Когда я вышел из второго самолета, меня ослепил яркий солнечный свет и
охватил сильный зной - не тяжелый и влажный "гнилой жар" моего родного
города, а сухой, подхлестывающий зной, гораздо более подходящий для моих
измученных астмой легких. Я увидел цветущие деревья мимозы и холмы в пятнах
оливковых рощ. Между тем ощущение диковинности окружающего не проходило.
Словно я приехал не весь, не целиком или, возможно, приземлился в неверном
месте - почти там, где нужно, но все-таки не там.
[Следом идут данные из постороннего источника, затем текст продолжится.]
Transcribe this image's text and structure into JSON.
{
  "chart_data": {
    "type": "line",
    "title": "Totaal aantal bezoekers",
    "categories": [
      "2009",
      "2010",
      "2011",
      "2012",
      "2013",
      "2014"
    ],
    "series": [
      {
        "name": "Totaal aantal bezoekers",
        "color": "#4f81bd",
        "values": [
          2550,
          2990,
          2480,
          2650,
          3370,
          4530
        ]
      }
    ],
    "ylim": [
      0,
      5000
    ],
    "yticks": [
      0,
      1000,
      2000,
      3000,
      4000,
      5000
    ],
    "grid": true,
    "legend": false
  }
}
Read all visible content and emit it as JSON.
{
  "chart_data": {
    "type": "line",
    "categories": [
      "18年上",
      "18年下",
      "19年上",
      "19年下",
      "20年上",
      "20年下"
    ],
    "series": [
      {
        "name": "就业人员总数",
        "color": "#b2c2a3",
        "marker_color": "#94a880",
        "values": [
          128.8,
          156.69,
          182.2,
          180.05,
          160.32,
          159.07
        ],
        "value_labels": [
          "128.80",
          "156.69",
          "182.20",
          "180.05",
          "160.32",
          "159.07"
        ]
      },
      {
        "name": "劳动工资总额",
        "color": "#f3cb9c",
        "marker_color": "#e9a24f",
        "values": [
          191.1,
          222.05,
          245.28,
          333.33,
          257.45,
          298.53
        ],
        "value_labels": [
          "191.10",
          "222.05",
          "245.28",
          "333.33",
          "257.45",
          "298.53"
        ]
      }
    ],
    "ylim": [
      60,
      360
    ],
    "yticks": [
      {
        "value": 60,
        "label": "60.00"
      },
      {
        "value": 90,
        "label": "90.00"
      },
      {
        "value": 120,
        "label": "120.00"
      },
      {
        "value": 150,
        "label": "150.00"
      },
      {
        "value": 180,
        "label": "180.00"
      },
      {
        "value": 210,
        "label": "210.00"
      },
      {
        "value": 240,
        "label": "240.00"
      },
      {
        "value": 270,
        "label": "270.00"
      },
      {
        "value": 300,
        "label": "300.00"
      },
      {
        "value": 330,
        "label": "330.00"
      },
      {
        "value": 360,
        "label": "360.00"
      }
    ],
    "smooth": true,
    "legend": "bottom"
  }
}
Я чувствовал
головокружение, чувствовал себя глухим, старым. Издали доносился собачий
лай. У меня болела голова. В своем долгополом кожаном пальто я обильно
потел. Зря я не выпил воды в самолете.
- На отдых? - спросил меня человек в униформе, когда пришла моя
очередь.
-Да.
- Чем интересуетесь? Здесь масса достопримечательностей, вам их
обязательно надо посмотреть.
- Меня интересуют картины моей матери.
- Странно. Что, у вашей матери мало картин там, откуда вы приехали?
- Не "у" нее. Картины ее работы.
- Ничего не понимаю. Где ваша мать? Она здесь? В нашем городе или в
каком-то другом? Вы приехали в гости к родственникам?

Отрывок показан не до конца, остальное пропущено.